Шрифт:
Интервал:
Закладка:
В результате они спасли Самуэлли от неминуемого сползания в безумие. Наутро он вышел оценить масштаб разрушений: половина крыши и одна стена исчезли полностью, изрядная часть жестянок из-под скумбрии разметана, везде хаос. К следующему вечеру энергичный и улыбающийся Самуэлли, каким я его не видел целыми неделями, все починил. В ту же ночь слоны вернулись и съели заднюю стену и вестибюль. А к очередному закату Самуэлли все восстановил и заодно соорудил из лоз хитроумный блочный подъемник, чтобы брать воду из несуществующей реки.
Так оно и шло весь оставшийся сезон. Самуэлли чинил дом, слоны вновь возвращались полакомиться. И каждое утро Самуэлли, полный свежего энтузиазма и новых идей, с пламенеющей в сердце жаждой мести и тягой к архитектурному совершенству, принимался восстанавливать разрушенное. Все следующие годы мы с Самуэлли так и жили вместе в лагере, слоны по-прежнему ходили к нам пообедать, и им никто не препятствовал.

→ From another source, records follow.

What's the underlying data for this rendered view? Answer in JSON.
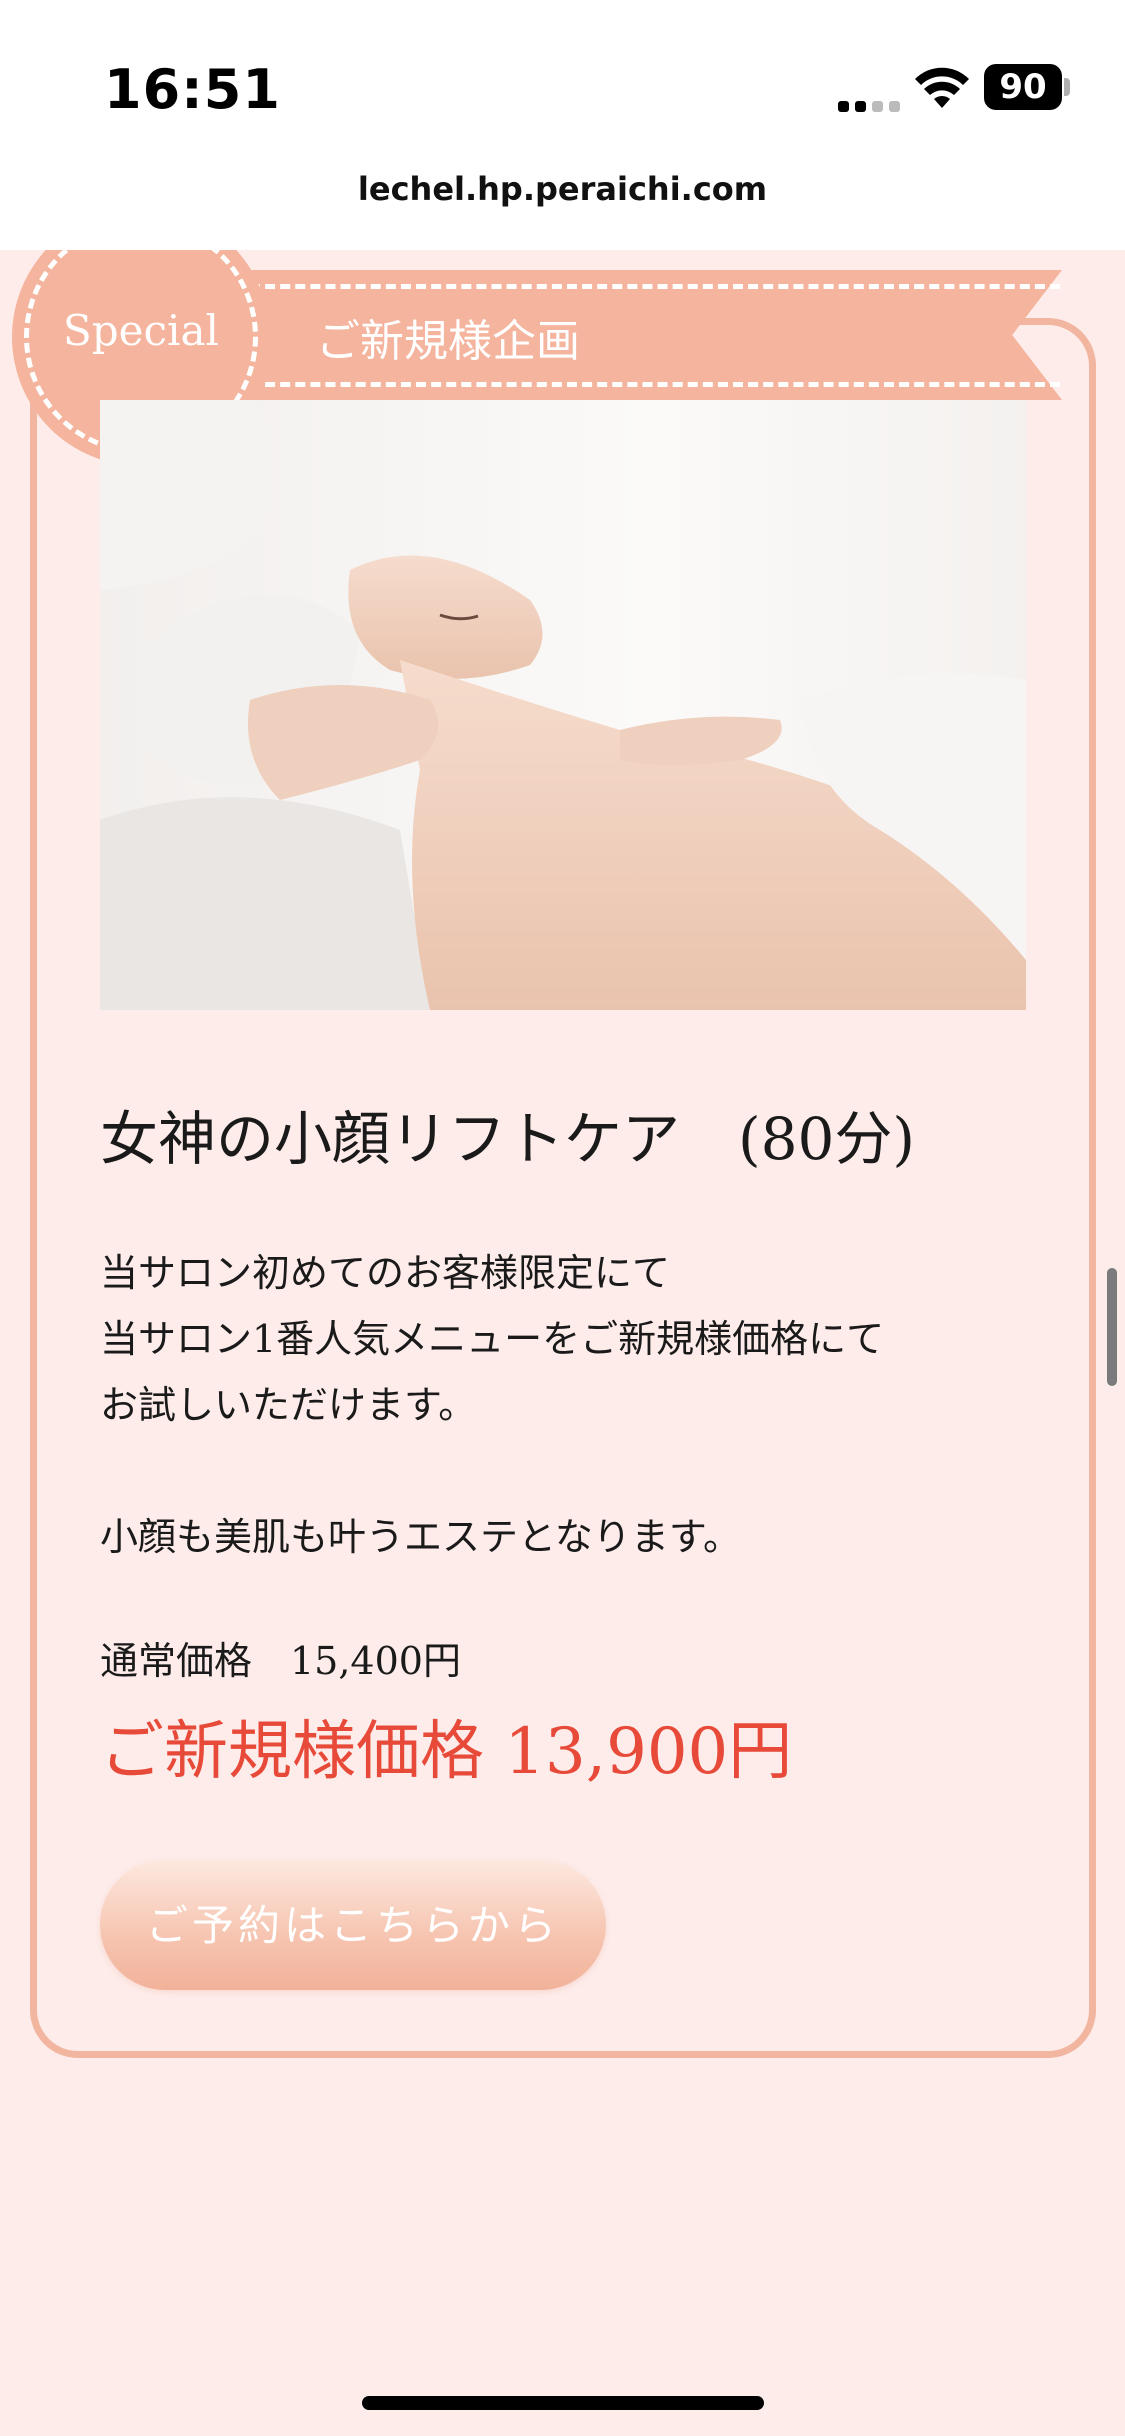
{
  "status_bar": {
    "time": "16:51",
    "battery": "90"
  },
  "browser": {
    "url": "lechel.hp.peraichi.com"
  },
  "section": {
    "badge_label": "Special",
    "ribbon_label": "ご新規様企画"
  },
  "menu": {
    "title": "女神の小顔リフトケア　(80分)",
    "description_lines": [
      "当サロン初めてのお客様限定にて",
      "当サロン1番人気メニューをご新規様価格にて",
      "お試しいただけます。",
      "小顔も美肌も叶うエステとなります。"
    ],
    "regular_price": "通常価格　15,400円",
    "new_price": "ご新規様価格  13,900円",
    "reserve_button_label": "ご予約はこちらから"
  },
  "colors": {
    "accent": "#f4b49d",
    "background": "#fdecea",
    "price_red": "#e84a3a"
  },
  "icons": [
    "signal-icon",
    "wifi-icon",
    "battery-icon"
  ]
}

Дело шло к сумеркам, я сидел в лагере один: Самуэлли ушел в туристский лагерь навестить Ричарда. Основную часть дня я собирал поведенческие данные, наблюдая беднягу Ионафана — чистая, невинная душа, он безответно сох по Ревекке. Насмотревшись на него, я впал в тоскливую задумчивость. Мои материалы по Ионафану чуть ли не полностью состояли из описаний того, как он в миллионный и миллиардный раз пытался безнадежно следовать за Ревеккой. Она сидела с подругами за обыскиванием — он стоически сидел поодаль. Она прогуливалась, собирая цветы и коренья, — он взволнованно следовал сзади, сохраняя идеально точное расстояние в десять шагов и совершенно забывая о еде. Она шла подставить зад кому-нибудь из крупных матерых самцов — Ионафан садился и начинал лихорадочно чесать щиколотки и колени. А потом, когда она наконец устраивалась посидеть в одиночестве, он поспешно хватался за такой шанс и подходил ближе, но она мгновенно уносилась прочь, не удостоив его даже взглядом.
«Ну же, дай ему посидеть вместе с тобой, — раздраженно думал я. — Поговори с ним, сходите выпить кока-колы. У тебя на школьном вечере небось и такого кавалера не нашлось бы. Гляди, бедолага даже не просит, чтобы ты его обыскивала, он сам тебя готов обыскивать — от тебя убудет, что ли, если ты ему позволишь за собой поухаживать? Зато он потом будет счастлив целый день». Я злился — причина была в том, что мне катастрофически недоставало кого-нибудь, кто поухаживал бы за мной самим, вы же понимаете.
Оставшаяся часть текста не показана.